Silicon carbide electronics mature
While development of diamond devices for extreme environments is in the early stages, SiC integration is approaching a viable technology platform. Neudeck and colleagues demonstrated stable operation over a 1,000°C temperature span in NASA’s “Venus cell,” without changing the input signal or supply voltages. Their device is based on SiC JFETs, with TaSi2 metallization completely buried under SiN. Burying the interconnects protects them from oxidation and exposure to the caustic environment. Similarly, JFETs, rather than MOSFETs, were used because gate oxide stability is a problem for MOSFETs under these conditions.
“There’s nothing more stable than an epitaxial SiC p-n junction,” Neudeck said.

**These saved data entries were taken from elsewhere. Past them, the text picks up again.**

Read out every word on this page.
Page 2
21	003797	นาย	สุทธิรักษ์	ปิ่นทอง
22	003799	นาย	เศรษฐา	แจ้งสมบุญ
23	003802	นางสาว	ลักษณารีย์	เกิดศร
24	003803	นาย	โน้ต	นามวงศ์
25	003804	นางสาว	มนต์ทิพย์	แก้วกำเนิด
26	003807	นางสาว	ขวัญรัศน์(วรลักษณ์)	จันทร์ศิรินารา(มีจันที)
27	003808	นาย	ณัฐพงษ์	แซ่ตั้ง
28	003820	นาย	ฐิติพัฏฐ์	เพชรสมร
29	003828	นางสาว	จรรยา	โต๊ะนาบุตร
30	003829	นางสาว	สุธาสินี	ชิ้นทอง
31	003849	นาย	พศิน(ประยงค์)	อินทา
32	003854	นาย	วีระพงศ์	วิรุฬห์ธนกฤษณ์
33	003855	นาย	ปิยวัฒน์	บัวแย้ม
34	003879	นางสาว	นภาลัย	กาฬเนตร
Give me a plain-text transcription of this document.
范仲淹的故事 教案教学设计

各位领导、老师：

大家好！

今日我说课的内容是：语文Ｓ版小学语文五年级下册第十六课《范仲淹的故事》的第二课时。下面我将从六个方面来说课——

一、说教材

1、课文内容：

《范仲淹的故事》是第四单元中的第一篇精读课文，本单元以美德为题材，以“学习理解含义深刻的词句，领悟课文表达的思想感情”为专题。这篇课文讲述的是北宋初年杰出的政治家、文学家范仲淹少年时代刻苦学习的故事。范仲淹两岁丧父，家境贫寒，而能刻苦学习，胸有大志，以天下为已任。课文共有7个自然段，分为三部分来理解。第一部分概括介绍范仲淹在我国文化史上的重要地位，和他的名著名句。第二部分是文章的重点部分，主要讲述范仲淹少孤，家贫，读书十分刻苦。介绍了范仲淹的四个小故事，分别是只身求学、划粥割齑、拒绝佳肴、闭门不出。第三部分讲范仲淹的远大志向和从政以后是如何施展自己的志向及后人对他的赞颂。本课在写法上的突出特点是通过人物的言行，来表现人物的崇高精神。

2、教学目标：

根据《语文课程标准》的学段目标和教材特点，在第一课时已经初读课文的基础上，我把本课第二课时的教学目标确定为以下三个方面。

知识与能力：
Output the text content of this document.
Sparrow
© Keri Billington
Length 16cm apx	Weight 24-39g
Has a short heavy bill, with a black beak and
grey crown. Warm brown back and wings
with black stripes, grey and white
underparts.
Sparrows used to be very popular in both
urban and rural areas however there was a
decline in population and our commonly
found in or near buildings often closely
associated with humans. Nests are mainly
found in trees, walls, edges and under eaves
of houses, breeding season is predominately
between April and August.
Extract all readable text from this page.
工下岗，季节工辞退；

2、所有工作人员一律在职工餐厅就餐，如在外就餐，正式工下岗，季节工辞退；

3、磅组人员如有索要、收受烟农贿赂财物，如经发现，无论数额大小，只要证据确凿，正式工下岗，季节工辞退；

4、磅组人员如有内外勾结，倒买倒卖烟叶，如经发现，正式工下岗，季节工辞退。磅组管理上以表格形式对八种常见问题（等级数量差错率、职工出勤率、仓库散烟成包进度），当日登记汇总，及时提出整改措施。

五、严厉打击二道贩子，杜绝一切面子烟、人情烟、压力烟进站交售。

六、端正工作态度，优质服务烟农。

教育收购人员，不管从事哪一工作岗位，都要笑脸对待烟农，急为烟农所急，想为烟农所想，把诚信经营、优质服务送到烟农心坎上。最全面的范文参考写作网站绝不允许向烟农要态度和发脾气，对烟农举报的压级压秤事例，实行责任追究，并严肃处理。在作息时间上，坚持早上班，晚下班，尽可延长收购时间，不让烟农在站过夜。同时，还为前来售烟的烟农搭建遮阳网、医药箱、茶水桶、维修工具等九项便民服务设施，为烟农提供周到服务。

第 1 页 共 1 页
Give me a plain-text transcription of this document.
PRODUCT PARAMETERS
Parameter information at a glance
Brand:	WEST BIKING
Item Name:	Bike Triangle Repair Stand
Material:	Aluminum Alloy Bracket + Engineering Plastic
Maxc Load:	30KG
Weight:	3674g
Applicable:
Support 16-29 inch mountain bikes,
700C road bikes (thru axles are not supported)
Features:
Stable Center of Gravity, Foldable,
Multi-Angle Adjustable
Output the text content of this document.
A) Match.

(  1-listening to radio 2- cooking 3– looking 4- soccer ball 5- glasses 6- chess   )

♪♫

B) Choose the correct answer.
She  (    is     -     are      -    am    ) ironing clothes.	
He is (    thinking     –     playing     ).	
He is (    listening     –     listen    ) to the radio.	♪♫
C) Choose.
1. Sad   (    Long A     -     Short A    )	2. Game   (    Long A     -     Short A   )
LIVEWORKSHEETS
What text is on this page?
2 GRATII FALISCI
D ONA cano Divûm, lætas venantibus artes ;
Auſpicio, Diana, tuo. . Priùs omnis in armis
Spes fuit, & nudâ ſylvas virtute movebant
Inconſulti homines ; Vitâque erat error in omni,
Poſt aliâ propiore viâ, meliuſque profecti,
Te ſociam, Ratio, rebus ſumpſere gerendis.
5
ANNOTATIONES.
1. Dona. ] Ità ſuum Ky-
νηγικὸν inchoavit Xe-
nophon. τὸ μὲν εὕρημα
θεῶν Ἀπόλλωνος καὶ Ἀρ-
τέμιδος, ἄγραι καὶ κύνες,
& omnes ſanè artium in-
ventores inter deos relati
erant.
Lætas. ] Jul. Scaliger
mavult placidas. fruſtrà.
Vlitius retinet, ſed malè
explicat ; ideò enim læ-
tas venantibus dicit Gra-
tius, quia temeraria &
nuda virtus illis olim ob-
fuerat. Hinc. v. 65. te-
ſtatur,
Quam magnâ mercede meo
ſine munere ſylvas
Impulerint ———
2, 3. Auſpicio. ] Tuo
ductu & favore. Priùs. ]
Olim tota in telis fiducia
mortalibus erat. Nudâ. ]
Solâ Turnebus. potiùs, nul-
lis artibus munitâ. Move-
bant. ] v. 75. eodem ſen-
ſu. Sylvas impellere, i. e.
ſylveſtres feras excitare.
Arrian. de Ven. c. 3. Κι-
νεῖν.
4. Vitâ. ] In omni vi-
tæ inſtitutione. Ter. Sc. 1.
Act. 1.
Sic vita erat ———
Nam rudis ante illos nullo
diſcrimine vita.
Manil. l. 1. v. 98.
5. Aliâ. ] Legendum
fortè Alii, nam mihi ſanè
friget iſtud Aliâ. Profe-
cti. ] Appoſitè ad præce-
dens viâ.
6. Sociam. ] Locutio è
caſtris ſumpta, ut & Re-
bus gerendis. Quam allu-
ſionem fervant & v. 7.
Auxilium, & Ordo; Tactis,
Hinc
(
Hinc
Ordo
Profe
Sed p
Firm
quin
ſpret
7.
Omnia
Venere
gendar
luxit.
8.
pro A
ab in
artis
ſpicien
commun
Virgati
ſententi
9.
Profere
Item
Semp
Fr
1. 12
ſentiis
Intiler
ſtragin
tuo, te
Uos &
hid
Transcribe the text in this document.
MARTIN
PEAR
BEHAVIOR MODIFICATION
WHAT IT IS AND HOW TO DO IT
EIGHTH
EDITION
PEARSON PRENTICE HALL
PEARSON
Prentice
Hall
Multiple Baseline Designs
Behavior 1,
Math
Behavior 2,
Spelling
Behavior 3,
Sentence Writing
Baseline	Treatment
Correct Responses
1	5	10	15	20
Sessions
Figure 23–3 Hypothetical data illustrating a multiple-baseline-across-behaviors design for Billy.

In fact, both SiC and diamond are stable under extreme conditions. The more difficult challenge has been making stable interconnects and stable contacts, and protecting them from cracking and oxidation. The two main failure mechanisms in high temperature SiC devices were migration of gold and atmospheric oxygen toward the contact interface, and inter-metallic mixing between the diffusion barrier layer and the contact metallization. Robert Okojie, a research electronics engineer at NASA, and his colleagues used a Ti/TaSi2/Ti/Pt stack with a TiPt diffusion barrier to contact n-type SiC. Devices were reliable for more than 100 hours at 800°C. Though diffusion did occur, device characteristics stabilized after this burn-in period.
Further reducing feature sizes from NASA’s Gen 10 (~200 transistors) process has been challenging, though, with interconnect yield and durability issues increasing at higher densities. Clearly substantial process optimization work remains. On the other hand, Neudeck said, advances in interconnects are portable across device technologies and should be applicable to both SiC and diamond electronics.
Bringing Venusian electronics to Earth
While planetary exploration is a tiny, specialized market niche, engine design, industrial chemistry, and power plants are just a few of the earthbound applications with similarly demanding requirements. First Venus, but then, perhaps, a jet engine near you.
nice – really interesting subject, clear article and great depth.